TrosKompas

Freek Vonk

Suikereekhoorn

Met zo’n naam kun je er alleen maar suikerzoet uitzien en dat doen suikereekhoorns dan ook. Dit zijn de schattigste boombewonertjes van Noord- en Oost-Australië.

Met hun glanzende ogen zien suikereekhoorns er niet alleen lief uit, hun enorme kijkers vangen veel licht op en zo vinden deze nachtactieve diertjes in het aardedonker de weg. Hun lange snorharen zetten ze in voor de tast en hun neus voor alle geursporen die kriskras door hun leefgebied lopen. Suikereekhoorns ruiken ook precies wie een lid van hun familie is. Want dominante dieren wrijven hun geur vaak over hun nestgenoten, zodat ze allemaal een beetje hetzelfde gaan ruiken. Suikereekhoorns houden van boomsap, gom en nectar uit bloemen en doen, ook wat eten betreft, hun naam dus eer aan.

Basejumpers

Suikereekhoorns zijn dichter verwant aan reuzenkangoeroes dan aan vliegende eekhoorns en andere knaagdieren, want dit zijn buideldieren. Wat ze net als vliegende eekhoorns kunnen, is vliegen. Of beter gezegd: zweven. De vierkante lap los vel, die vastzit tussen hun voor- en achterpoten, vormt onderdeel van hun ontsnappingsplan. Dit zogenaamde ‘patagium’ spannen ze strak door zich van grote hoogte uit een boom te laten vallen en dan op topsnelheid hun poten uit te spreiden. Ze verliezen rap hoogte en snelheid, maar kunnen zo zeker dertig meter ver komen.

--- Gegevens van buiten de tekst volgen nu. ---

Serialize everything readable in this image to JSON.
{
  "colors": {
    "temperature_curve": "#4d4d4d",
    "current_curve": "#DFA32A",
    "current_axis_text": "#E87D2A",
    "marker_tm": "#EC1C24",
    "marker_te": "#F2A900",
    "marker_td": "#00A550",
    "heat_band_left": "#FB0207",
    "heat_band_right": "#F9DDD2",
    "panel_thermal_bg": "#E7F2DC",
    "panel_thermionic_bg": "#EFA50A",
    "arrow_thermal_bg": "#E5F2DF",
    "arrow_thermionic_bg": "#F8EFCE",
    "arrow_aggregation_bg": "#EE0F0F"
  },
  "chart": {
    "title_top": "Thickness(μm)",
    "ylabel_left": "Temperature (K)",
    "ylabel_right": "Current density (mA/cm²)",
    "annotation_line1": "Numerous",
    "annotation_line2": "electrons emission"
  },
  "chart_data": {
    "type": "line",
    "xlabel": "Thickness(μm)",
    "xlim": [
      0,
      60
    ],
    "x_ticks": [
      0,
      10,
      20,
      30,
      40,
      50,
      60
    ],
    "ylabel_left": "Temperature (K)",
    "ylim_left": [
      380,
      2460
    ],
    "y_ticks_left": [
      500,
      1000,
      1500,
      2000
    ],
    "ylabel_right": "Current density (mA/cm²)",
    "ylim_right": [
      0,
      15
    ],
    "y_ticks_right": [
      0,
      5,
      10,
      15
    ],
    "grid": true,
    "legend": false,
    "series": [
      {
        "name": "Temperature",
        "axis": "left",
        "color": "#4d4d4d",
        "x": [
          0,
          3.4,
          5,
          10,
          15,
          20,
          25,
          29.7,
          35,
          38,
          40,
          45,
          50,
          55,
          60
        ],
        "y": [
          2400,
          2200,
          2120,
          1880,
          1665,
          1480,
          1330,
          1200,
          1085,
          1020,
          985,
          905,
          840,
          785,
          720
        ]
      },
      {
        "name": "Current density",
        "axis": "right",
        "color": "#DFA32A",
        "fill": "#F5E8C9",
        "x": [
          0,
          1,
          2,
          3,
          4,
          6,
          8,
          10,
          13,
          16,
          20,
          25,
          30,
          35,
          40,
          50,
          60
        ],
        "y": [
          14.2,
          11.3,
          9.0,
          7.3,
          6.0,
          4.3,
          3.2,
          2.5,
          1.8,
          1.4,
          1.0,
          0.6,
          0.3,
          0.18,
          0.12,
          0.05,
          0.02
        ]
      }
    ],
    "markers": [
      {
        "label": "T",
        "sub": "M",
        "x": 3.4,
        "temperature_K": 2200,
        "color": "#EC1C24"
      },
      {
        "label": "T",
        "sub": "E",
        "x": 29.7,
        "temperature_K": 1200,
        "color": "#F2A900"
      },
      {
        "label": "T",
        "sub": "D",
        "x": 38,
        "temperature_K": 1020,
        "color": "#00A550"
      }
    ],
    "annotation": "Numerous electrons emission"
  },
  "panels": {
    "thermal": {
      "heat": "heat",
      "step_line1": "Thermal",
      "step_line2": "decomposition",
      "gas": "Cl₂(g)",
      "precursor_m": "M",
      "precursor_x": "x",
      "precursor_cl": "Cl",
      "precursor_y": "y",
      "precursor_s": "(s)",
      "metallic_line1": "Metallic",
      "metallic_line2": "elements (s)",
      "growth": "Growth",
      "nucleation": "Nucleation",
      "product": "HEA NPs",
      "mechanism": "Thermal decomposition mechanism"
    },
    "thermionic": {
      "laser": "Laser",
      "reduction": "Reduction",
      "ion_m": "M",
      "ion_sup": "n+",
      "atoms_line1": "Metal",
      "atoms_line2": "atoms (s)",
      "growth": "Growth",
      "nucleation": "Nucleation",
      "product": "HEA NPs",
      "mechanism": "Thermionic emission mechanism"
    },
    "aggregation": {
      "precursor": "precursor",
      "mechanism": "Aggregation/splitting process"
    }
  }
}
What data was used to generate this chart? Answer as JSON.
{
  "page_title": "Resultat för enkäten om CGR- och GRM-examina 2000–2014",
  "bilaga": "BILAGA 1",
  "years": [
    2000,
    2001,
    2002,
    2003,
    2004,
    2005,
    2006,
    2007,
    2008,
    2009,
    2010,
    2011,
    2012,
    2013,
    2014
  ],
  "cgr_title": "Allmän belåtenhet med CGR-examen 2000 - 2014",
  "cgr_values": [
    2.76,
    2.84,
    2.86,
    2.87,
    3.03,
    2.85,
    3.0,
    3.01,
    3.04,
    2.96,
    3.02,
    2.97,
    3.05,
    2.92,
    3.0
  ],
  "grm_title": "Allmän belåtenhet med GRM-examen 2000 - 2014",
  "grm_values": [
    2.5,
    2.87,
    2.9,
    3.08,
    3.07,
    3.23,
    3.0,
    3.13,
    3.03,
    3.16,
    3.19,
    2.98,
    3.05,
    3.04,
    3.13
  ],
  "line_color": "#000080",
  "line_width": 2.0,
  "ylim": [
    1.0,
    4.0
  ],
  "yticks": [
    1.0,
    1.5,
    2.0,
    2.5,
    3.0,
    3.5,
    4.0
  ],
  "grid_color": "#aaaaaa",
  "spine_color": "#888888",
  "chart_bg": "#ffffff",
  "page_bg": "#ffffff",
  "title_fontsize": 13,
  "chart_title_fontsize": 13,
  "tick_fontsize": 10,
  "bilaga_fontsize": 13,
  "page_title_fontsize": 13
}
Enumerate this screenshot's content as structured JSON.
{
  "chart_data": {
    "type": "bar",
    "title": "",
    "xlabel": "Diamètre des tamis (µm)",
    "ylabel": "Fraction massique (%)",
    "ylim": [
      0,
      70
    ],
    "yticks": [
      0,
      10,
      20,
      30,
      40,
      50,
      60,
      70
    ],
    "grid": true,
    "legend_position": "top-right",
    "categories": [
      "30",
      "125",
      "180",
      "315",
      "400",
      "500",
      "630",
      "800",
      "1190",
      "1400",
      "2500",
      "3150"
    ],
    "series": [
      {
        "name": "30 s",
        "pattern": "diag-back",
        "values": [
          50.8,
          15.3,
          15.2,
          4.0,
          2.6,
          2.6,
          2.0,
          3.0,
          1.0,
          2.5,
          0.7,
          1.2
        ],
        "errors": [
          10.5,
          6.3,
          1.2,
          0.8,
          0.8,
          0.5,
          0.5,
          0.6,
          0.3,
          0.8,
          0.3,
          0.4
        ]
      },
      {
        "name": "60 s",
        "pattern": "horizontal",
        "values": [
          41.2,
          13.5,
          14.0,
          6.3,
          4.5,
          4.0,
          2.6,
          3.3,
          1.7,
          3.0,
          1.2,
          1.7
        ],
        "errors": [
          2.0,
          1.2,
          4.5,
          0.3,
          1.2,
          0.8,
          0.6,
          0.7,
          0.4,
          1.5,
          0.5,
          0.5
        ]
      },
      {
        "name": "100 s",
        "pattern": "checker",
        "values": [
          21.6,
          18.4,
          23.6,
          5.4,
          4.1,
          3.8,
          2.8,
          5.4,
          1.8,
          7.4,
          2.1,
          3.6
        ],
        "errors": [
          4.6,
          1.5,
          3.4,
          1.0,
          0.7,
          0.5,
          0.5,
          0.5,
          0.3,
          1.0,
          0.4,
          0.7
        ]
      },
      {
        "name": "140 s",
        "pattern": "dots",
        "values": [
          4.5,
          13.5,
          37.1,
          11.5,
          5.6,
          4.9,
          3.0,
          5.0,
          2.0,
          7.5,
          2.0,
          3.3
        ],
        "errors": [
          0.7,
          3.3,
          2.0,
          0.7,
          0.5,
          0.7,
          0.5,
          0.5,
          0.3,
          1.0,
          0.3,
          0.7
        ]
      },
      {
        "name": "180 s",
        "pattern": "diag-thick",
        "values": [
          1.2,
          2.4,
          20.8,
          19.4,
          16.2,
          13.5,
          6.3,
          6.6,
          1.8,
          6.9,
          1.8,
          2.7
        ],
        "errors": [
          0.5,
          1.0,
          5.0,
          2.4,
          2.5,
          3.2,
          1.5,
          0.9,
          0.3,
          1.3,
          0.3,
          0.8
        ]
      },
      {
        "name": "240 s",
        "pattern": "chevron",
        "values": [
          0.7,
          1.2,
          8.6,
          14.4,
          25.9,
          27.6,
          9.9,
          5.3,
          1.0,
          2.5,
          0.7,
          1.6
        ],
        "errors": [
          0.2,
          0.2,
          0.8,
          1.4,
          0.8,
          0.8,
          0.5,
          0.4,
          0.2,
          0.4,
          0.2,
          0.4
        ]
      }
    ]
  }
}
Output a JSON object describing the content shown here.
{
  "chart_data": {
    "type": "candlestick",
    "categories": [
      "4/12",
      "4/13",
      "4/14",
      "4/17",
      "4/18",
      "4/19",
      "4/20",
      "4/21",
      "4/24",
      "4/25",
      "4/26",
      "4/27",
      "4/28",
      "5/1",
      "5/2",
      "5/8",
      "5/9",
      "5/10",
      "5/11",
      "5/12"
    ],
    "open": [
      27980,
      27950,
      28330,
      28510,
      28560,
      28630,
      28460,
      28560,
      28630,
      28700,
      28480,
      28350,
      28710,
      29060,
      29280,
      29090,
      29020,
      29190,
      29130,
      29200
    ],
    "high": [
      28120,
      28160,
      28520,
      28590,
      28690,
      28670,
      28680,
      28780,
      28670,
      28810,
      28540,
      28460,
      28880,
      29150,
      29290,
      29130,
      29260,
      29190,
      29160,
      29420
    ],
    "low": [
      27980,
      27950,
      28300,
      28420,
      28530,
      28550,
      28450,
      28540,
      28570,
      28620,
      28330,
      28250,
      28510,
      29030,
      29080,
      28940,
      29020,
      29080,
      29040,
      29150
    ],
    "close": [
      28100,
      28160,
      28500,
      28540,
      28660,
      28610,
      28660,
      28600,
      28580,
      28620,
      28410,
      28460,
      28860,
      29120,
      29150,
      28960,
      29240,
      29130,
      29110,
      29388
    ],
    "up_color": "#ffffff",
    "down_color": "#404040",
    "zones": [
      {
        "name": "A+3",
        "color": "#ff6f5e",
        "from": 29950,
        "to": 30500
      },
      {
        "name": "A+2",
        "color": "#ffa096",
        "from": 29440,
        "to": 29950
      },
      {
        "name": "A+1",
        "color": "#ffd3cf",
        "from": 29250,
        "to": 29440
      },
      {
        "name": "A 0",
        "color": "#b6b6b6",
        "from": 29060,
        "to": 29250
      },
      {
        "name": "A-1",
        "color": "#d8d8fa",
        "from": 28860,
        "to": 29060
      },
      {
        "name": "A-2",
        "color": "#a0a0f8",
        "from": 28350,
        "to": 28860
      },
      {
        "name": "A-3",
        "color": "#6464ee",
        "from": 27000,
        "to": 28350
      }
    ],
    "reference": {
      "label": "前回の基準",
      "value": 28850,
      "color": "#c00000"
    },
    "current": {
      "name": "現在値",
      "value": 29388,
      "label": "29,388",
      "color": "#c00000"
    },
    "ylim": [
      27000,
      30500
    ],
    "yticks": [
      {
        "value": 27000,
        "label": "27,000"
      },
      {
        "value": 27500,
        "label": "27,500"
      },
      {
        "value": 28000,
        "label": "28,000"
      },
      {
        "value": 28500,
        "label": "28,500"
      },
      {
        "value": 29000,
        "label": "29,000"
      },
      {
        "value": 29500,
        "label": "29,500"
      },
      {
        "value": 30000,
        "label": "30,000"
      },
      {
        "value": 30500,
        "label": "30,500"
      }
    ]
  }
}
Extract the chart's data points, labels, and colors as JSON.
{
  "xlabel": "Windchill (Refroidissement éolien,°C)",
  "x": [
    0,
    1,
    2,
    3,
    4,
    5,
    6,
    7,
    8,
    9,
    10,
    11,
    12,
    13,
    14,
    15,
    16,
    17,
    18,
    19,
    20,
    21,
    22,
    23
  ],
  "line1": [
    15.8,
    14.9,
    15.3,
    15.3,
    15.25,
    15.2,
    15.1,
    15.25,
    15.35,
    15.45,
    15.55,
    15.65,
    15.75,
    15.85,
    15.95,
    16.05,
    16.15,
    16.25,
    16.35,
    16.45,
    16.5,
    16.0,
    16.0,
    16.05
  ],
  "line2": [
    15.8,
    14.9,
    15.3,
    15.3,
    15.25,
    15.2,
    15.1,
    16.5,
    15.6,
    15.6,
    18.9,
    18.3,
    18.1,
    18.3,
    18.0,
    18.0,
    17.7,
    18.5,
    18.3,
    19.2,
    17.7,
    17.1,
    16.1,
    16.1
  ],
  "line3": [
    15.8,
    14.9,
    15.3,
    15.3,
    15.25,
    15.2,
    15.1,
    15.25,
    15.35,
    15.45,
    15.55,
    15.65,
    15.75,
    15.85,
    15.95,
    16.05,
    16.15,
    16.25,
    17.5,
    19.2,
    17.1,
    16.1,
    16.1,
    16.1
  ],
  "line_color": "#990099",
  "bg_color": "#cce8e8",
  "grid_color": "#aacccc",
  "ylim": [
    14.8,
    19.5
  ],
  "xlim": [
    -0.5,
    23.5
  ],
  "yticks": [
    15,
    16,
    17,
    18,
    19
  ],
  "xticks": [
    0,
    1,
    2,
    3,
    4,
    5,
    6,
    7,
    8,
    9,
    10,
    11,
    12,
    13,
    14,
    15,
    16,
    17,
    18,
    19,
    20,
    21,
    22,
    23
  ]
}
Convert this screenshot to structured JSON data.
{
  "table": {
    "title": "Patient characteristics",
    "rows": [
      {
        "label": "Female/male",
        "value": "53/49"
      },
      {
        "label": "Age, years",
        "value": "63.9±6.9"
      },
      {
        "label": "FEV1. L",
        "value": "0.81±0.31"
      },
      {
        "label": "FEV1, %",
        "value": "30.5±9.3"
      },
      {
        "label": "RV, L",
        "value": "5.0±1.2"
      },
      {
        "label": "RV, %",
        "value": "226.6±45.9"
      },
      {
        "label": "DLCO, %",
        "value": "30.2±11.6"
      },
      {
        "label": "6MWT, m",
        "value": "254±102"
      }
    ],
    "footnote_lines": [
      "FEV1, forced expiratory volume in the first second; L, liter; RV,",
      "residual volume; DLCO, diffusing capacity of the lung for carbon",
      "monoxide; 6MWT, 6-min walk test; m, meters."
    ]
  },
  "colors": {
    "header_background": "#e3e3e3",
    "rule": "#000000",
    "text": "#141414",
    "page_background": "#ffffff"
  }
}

Hoe hoger de val, hoe groter de afstand - hoewel natuurlijjk niet oneindig. Bij de landing zetten ze hun staart omhoog, houden ze hun lichaam naar achteren en krommen ze hun vlieghuid, net als een parachute. Zo creëren ze wrijving en remmen ze af. Dit geeft ze genoeg tijd om hun voeten stevig op de boomstam te planten. Als ze een succesvolle landing hebben gemaakt, schieten ze snel naar de andere kant van de boomstam. Met deze tweede fase van de verdwijntruc proberen ze roofdieren, die hun sprong misschien gevolgd hebben, extra op het verkeerde been te zetten. Wat een stalen zenuwen!